Michael D. Moberly, Principal, Founder, kpstrat
Business leadership is obliged to recognize in every (business) transaction, proprietary intangible assets exist and will inevitably be in play, in various forms and contexts of intellectual, structural, and relationship capital along with the various competitive advantages and value either produces + their enabling (probably proprietary) knowhow.
Having that awareness + operational familiarity from the outset is what I describe as a ‘ROI prelude’ to negotiating any transaction, i.e., development, structure, and execution.
Disappointingly, there is often too little recognition of – attention to the complete (pre + post transaction) portrait of the intangible assets in play…
- much of this can be favorably mitigated with leader + negotiator foresight to seek and achieve operational familiarity with business things intangible in advance.
Effectively doing this, can be an important entrée for sellers and/or buyers of business things intangible insofar as recognizing and differentiating relevant connections to how, why, which, and when key intangible assets are in play and at risk…

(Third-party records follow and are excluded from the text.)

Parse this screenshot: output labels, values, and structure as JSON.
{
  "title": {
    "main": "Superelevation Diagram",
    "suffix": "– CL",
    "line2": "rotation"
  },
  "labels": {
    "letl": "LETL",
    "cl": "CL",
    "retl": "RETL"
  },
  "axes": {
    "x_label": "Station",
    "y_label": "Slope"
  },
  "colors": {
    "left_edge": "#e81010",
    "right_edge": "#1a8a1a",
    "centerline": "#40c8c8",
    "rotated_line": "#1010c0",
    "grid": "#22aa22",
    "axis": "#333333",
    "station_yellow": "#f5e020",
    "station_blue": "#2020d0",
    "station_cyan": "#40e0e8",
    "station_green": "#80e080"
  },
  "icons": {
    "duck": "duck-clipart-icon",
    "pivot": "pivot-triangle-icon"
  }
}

- relative to a probability of negotiating + potentially benefitting from and increasing the probability that a desired (ROI) outcome is achievable,
- dependent also on conducting pre – post transaction due diligence specific to the intangible assets in play.
It’s essential that leadership’ appreciation for business things intangible reaches beyond conventional (intangible asset) valuation processes, especially in light of the irreversible economic fact – business operation reality that…
- 80+% of most business’s value, sources of revenue, competitiveness, and sustainability lie in – emerge directly from intangible assets,
- however, risks to same are asymmetric, unrelenting, and unforgiving, and routinely materialize at keystroke speeds.